Olympic medal record

Representing Hungary

Men's Fencing

= Sándor Gombos =

Hungarian fencer (1895–1968)

Sandor Gombos

Dr. Sándor Gombos (December 4, 1895 – January 27, 1968, in Zombor, Kingdom of Hungary) was a Hungarian Olympic champion sabre fencer.

==Early and personal life==
Gombos was born in Zombor, Kingdom of Hungary, and was Jewish.

==Fencing career==

Gombos was a member of the Nemzeti Vivo Club (NVC), as well as of the Istvan Tisza Fencing Club which he founded in 1925.

===Hungarian Championship===

Gombos was the Hungarian sabre champion in 1930.

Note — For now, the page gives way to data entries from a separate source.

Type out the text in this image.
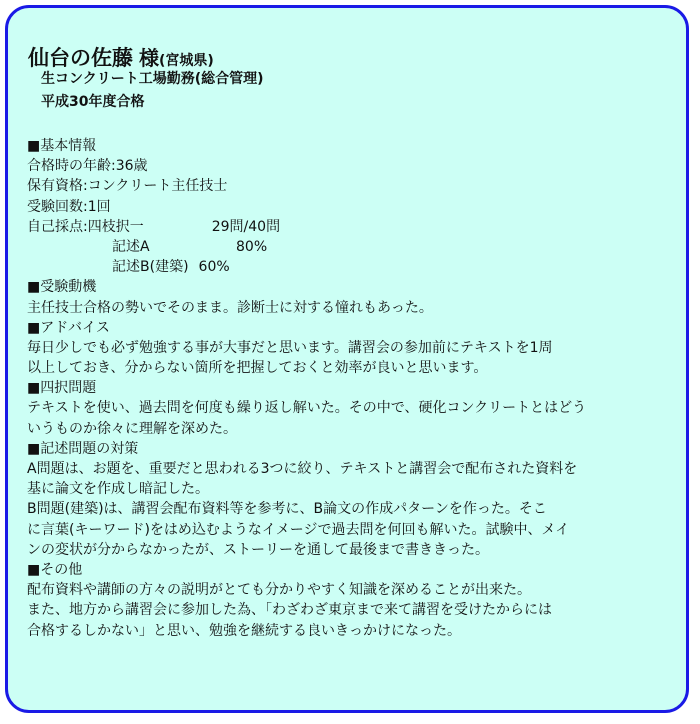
仙台の佐藤 様(宮城県)
生コンクリート工場勤務(総合管理)
平成30年度合格
■ 基本情報
合格時の年齢:36歳
保有資格:コンクリート主任技士
受験回数:1回
自己採点: 四枝択一	29問/40問
記述A	80%
記述B(建築) 60%
■ 受験動機
主任技士合格の勢いでそのまま。診断士に対する憧れもあった。
■ アドバイス
毎日少しでも必ず勉強する事が大事だと思います。講習会の参加前にテキストを1周
以上しておき、分からない箇所を把握しておくと効率が良いと思います。
■ 四択問題
テキストを使い、過去問を何度も繰り返し解いた。その中で、硬化コンクリートとはどう
いうものか徐々に理解を深めた。
■ 記述問題の対策
A問題は、お題を、重要だと思われる3つに絞り、テキストと講習会で配布された資料を
基に論文を作成し暗記した。
B問題(建築)は、講習会配布資料等を参考に、B論文の作成パターンを作った。そこ
に言葉(キーワード)をはめ込むようなイメージで過去問を何回も解いた。試験中、メイ
ンの変状が分からなかったが、ストーリーを通して最後まで書ききった。
■ その他
配布資料や講師の方々の説明がとても分かりやすく知識を深めることが出来た。
また、地方から講習会に参加した為、「わざわざ東京まで来て講習を受けたからには
合格するしかない」と思い、勉強を継続する良いきっかけになった。
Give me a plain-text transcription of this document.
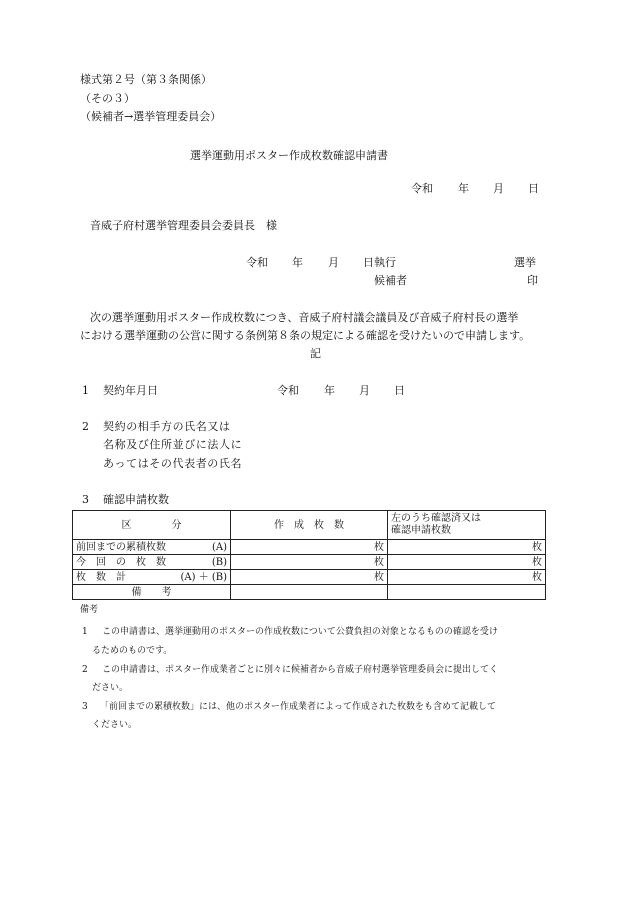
様式第２号（第３条関係）
（その３）
（候補者→選挙管理委員会）
選挙運動用ポスター作成枚数確認申請書
令和 年 月 日
音威子府村選挙管理委員会委員長　様
令和 年 月 日執行	選挙
候補者	印
次の選挙運動用ポスター作成枚数につき、音威子府村議会議員及び音威子府村長の選挙
における選挙運動の公営に関する条例第８条の規定による確認を受けたいので申請します。
記
1 契約年月日	令和 年 月 日
2 契約の相手方の氏名又は
名称及び住所並びに法人に
あってはその代表者の氏名
3 確認申請枚数
区　　　　分	作　成　枚　数	左のうち確認済又は
確認申請枚数

前回までの累積枚数 (A)	枚	枚

今　回　の　枚　数 (B)	枚	枚

枚　数　計 (A) ＋ (B)	枚	枚
備　　考		
備考
1 この申請書は、選挙運動用のポスターの作成枚数について公費負担の対象となるものの確認を受け
るためのものです。
2 この申請書は、ポスター作成業者ごとに別々に候補者から音威子府村選挙管理委員会に提出してく
ださい。
3 「前回までの累積枚数」には、他のポスター作成業者によって作成された枚数をも含めて記載して
ください。
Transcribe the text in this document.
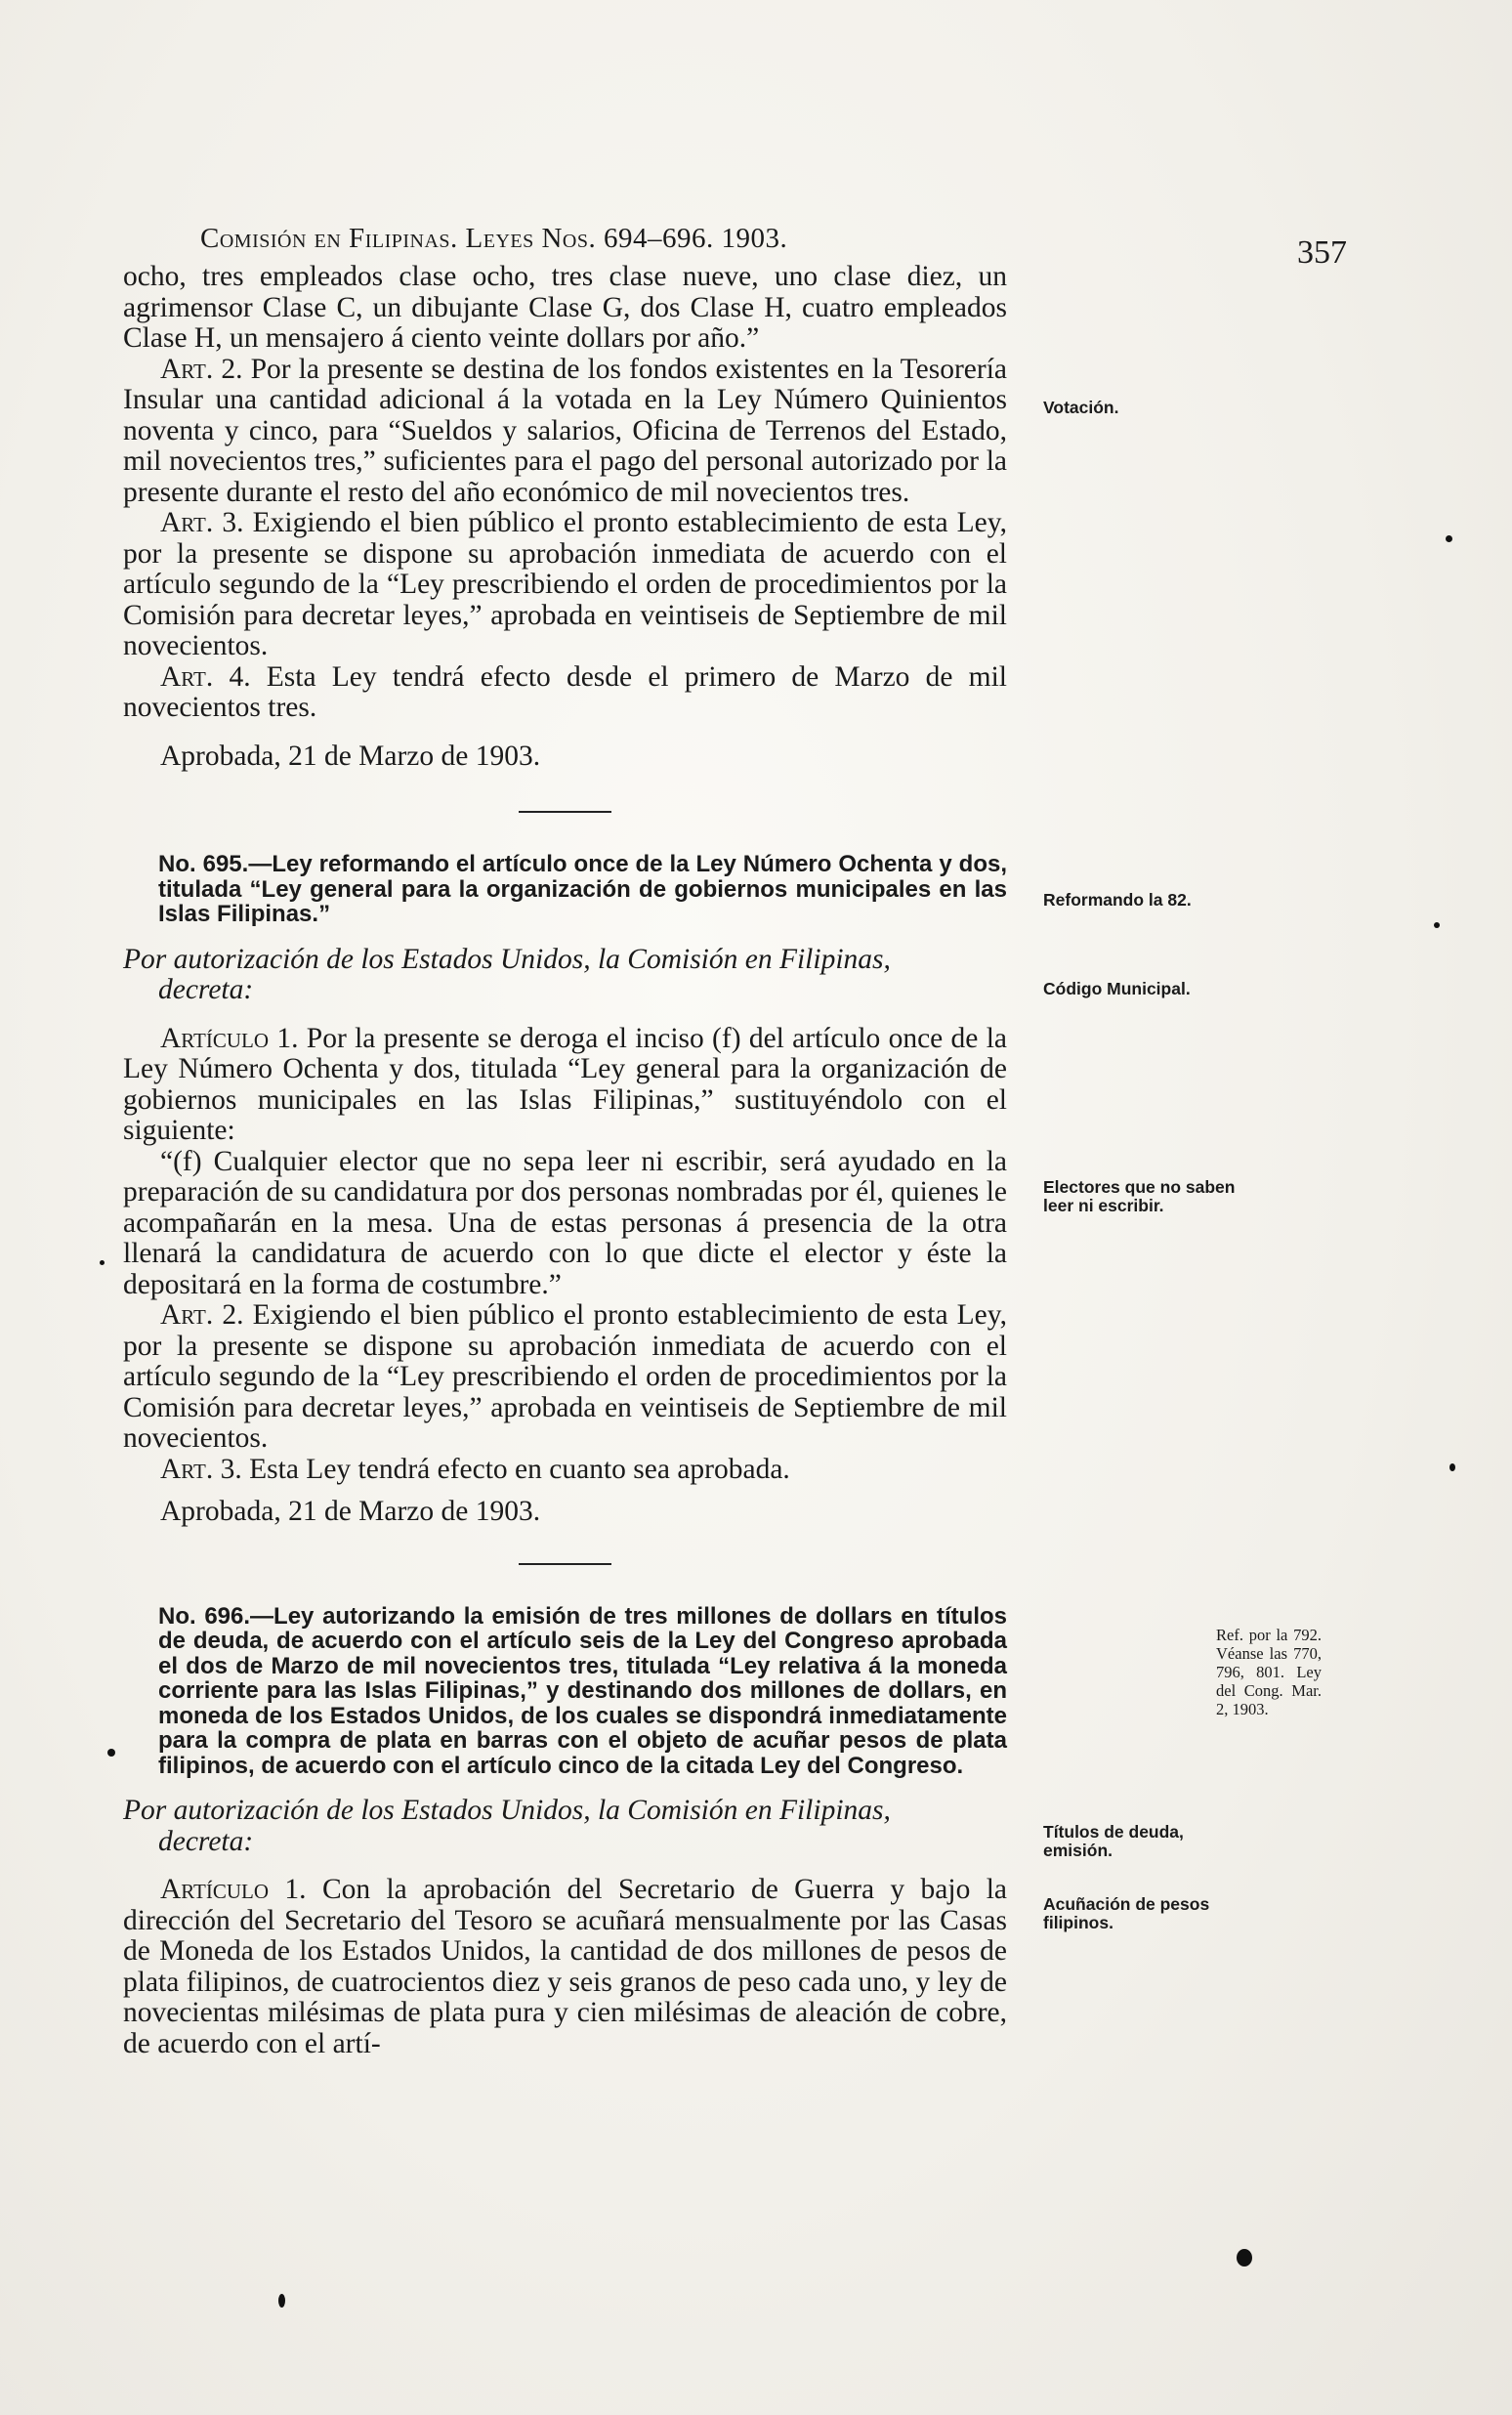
Comisión en Filipinas. Leyes Nos. 694–696. 1903.	357

ocho, tres empleados clase ocho, tres clase nueve, uno clase diez, un agrimensor Clase C, un dibujante Clase G, dos Clase H, cuatro empleados Clase H, un mensajero á ciento veinte dollars por año.”

Art. 2. Por la presente se destina de los fondos existentes en la Tesorería Insular una cantidad adicional á la votada en la Ley Número Quinientos noventa y cinco, para “Sueldos y salarios, Oficina de Terrenos del Estado, mil novecientos tres,” suficientes para el pago del personal autorizado por la presente durante el resto del año económico de mil novecientos tres.

Art. 3. Exigiendo el bien público el pronto establecimiento de esta Ley, por la presente se dispone su aprobación inmediata de acuerdo con el artículo segundo de la “Ley prescribiendo el orden de procedimientos por la Comisión para decretar leyes,” aprobada en veintiseis de Septiembre de mil novecientos.

Art. 4. Esta Ley tendrá efecto desde el primero de Marzo de mil novecientos tres.

Aprobada, 21 de Marzo de 1903.

No. 695.—Ley reformando el artículo once de la Ley Número Ochenta y dos, titulada “Ley general para la organización de gobiernos municipales en las Islas Filipinas.”

Por autorización de los Estados Unidos, la Comisión en Filipinas,
decreta:

Artículo 1. Por la presente se deroga el inciso (f) del artículo once de la Ley Número Ochenta y dos, titulada “Ley general para la organización de gobiernos municipales en las Islas Filipinas,” sustituyéndolo con el siguiente:

“(f) Cualquier elector que no sepa leer ni escribir, será ayudado en la preparación de su candidatura por dos personas nombradas por él, quienes le acompañarán en la mesa. Una de estas personas á presencia de la otra llenará la candidatura de acuerdo con lo que dicte el elector y éste la depositará en la forma de costumbre.”

Art. 2. Exigiendo el bien público el pronto establecimiento de esta Ley, por la presente se dispone su aprobación inmediata de acuerdo con el artículo segundo de la “Ley prescribiendo el orden de procedimientos por la Comisión para decretar leyes,” aprobada en veintiseis de Septiembre de mil novecientos.

Art. 3. Esta Ley tendrá efecto en cuanto sea aprobada.

Aprobada, 21 de Marzo de 1903.

No. 696.—Ley autorizando la emisión de tres millones de dollars en títulos de deuda, de acuerdo con el artículo seis de la Ley del Congreso aprobada el dos de Marzo de mil novecientos tres, titulada “Ley relativa á la moneda corriente para las Islas Filipinas,” y destinando dos millones de dollars, en moneda de los Estados Unidos, de los cuales se dispondrá inmediatamente para la compra de plata en barras con el objeto de acuñar pesos de plata filipinos, de acuerdo con el artículo cinco de la citada Ley del Congreso.

Por autorización de los Estados Unidos, la Comisión en Filipinas,
decreta:

Artículo 1. Con la aprobación del Secretario de Guerra y bajo la dirección del Secretario del Tesoro se acuñará mensualmente por las Casas de Moneda de los Estados Unidos, la cantidad de dos millones de pesos de plata filipinos, de cuatrocientos diez y seis granos de peso cada uno, y ley de novecientas milésimas de plata pura y cien milésimas de aleación de cobre, de acuerdo con el artí-

Votación.
Reformando la 82.
Código Municipal.
Electores que no saben leer ni escribir.
Ref. por la 792. Véanse las 770, 796, 801. Ley del Cong. Mar. 2, 1903.
Títulos de deuda, emisión.
Acuñación de pesos filipinos.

===European Championships===
At the European Championships (predecessor to the World Championships), Gombos won gold medals in Individual Sabre at the 1926, 1927, 1930, and 1931 events and gold medals in Team Sabre at the 1930 and 1931 events.

===Olympics===
He won a gold medal in Team Sabre at the 1928 Summer Olympics in Amsterdam, in which the Hungarian team went undefeated. He finished in fifth place in Individual Sabre, winning 8 of his 11 matches.

==Miscellaneous==
Gombos fought a duel in 1937 with a fencing instructor, which was reported in the Hungarian press.

==Hall of Fame==
Gombos, who was Jewish, was inducted into the International Jewish Sports Hall of Fame in 1997.